06/09/2009

Ainda há Velhos do Restelo


O enriquecimento do anedotário político nacional feito pelos dois deputados socialistas eleitos pelo distrito brigantino, representantes dedicados dos interesses do seu partido, tem sido extremamente rico no decurso da discussão sobre a Linha do Tua. “A ferrovia não pode ser para transportar quatro pessoas de manhã e quatro à tarde ou um cabaz de laranjas”; ainda bem que não é o caso da Linha do Tua, que transportou em 2006 – último ano de funcionamento “normal” – 42.000 pessoas, metade das quais turistas.

São 114 passageiros por dia, 172 na época alta, no meio de horários asfixiados e publicidade oficial nula.
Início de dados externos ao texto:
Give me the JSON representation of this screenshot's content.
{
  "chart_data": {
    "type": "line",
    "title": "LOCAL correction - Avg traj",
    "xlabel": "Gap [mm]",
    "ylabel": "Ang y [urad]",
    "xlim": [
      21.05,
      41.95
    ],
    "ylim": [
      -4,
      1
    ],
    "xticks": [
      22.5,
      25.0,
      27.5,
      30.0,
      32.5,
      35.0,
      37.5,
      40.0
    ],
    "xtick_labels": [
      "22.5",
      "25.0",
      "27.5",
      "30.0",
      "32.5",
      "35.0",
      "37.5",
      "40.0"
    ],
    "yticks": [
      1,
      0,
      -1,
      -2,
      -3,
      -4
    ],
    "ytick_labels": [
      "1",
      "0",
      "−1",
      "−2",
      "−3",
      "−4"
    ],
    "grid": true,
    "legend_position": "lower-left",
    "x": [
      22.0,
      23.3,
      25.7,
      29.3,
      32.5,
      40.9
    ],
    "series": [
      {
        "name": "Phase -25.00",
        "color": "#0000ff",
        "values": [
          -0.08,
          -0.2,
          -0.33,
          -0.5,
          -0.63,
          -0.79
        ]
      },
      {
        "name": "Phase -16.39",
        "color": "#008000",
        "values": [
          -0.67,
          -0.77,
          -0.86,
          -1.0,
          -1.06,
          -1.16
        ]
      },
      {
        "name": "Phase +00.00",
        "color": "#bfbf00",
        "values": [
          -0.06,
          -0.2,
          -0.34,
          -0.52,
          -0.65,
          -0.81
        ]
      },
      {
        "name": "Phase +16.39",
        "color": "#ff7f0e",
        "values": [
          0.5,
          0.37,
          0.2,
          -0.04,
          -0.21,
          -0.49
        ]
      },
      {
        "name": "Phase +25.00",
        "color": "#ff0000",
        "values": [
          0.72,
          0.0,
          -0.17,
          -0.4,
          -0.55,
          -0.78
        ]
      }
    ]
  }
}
Pergunto-me, mero cidadão nordestino, quantas carreiras de autocarro no distrito se poderão gabar destes números, e quantas aldeias terão transporte público todos os dias? Quanto às laranjas, decerto a piada será dirigida a todos quanto antes tinham acesso por exemplo a cimento a escassos quilómetros da sua porta, e agora mandam-no vir do Pocinho, com um simpático agravamento nos custos de transporte.

Faz-me confusão que uma região que, segundo Mota Andrade, não tenha pessoas que justifiquem o investimento numa via-férrea, tenha ao mesmo tempo pessoas que justifiquem o investimento numa auto-estrada e duas novas estradas. Que incongruência é essa, quando apenas com o dinheiro da derrapagem da auto-estrada trasmontana (120 milhões de euros, mal a obra começou) se conseguiria reabrir quase 5 vezes a Linha do Douro, entre o Pocinho e Barca d’Alva?

Falemos de assuntos sérios, porque de Velhos do Restelo não consta a evolução da História. Puebla de Sanábria, a 30km de Bragança, terá uma estação de Alta Velocidade (AV) num horizonte entre 2012 e 2014. Nesse mesmo horizonte, Bragança terá o seu aeródromo consideravelmente alargado, pronto a receber voos de companhias low cost. Numa ponta, a AV e o Lago da Sanábria; na outra ponta, a Linha do Douro e o Douro Património da Humanidade, que já ultrapassou Lisboa e Porto enquanto região turística; pelo caminho está o novo aeroporto de Bragança. Conectando todas estas realidades está a Linha do Tua.

Quanto à discussão sobre uma barragem no Tua e a possibilidade da destruição irreversível da Linha do Tua, essa então está ao nível da discussão do sexo dos anjos. O único ponto positivo desta obra é o de contribuir para a produção de no máximo 0,5% da energia eléctrica nacional, e sublinhe-se que o Vale do Elba, Património da Humanidade na Alemanha, foi o 2º sítio da História a perder o galardão da UNESCO, e apenas por causa da construção de uma ponte, em Junho passado. Uma vez que a UNESCO tem uma reputação a manter, se decide que uma ponte descaracteriza um sítio, decidirá certamente que uma barragem descaracteriza o Douro Vinhateiro, retirando-lhe assim o galardão de Património da Humanidade, o que seria ruinoso para a reputação do país e para o Turismo da região. Quem assume essa responsabilidade, por teimosia cega, ou por interesse, ou por subserviência à EDP, que dê um passo em frente.

E agora, pensemos todos juntos: a fonte de energia com maior peso nas importações nacionais é o petróleo; o sector de actividade com maior consumo de energia é o dos transportes (60% do petróleo consumido em Portugal vai para este sector); cerca de 80% da energia gasta no sector dos transportes é da responsabilidade do transporte rodoviário; 95% do transporte interno é rodoviário; 82% do transporte interno é feito em transporte particular; os carros não andam a electricidade (qual o peso dos carros eléctricos sobre os demais?); a dependência energética de Portugal é de 99%; para produzir 1000 euros de riqueza, Portugal precisa de mais 40kg de equivalente de petróleo que a média da União Europeia, e está a precisar de cada vez mais, enquanto a UE precisa de cada vez menos; em Junho de 2008 o país parou, porque centenas de camionistas fizeram greve; “o que a região necessita é de boa rodovia”, diz Mota Andrade.

Desisto; a lógica deste senhor é ininteligível. Quando Mirandela, Bragança e a Puebla de Sanábria se revelam totalmente a favor da reabertura e prolongamento da Linha do Tua, dizer com toda a convicção que nem o PS nem nenhum outro partido contemplarão na sua estratégia o caminho-de-ferro para a região (Mota Andrade dixit) não é ousado: é uma bruta tolice, não se sabe bem se por desespero se por falta de argumentos e total desconhecimento da realidade do Nordeste. Mas é esse afinal o papel dos Velhos do Restelo: arrastar-nos para as trevas da ignorância e da estagnação.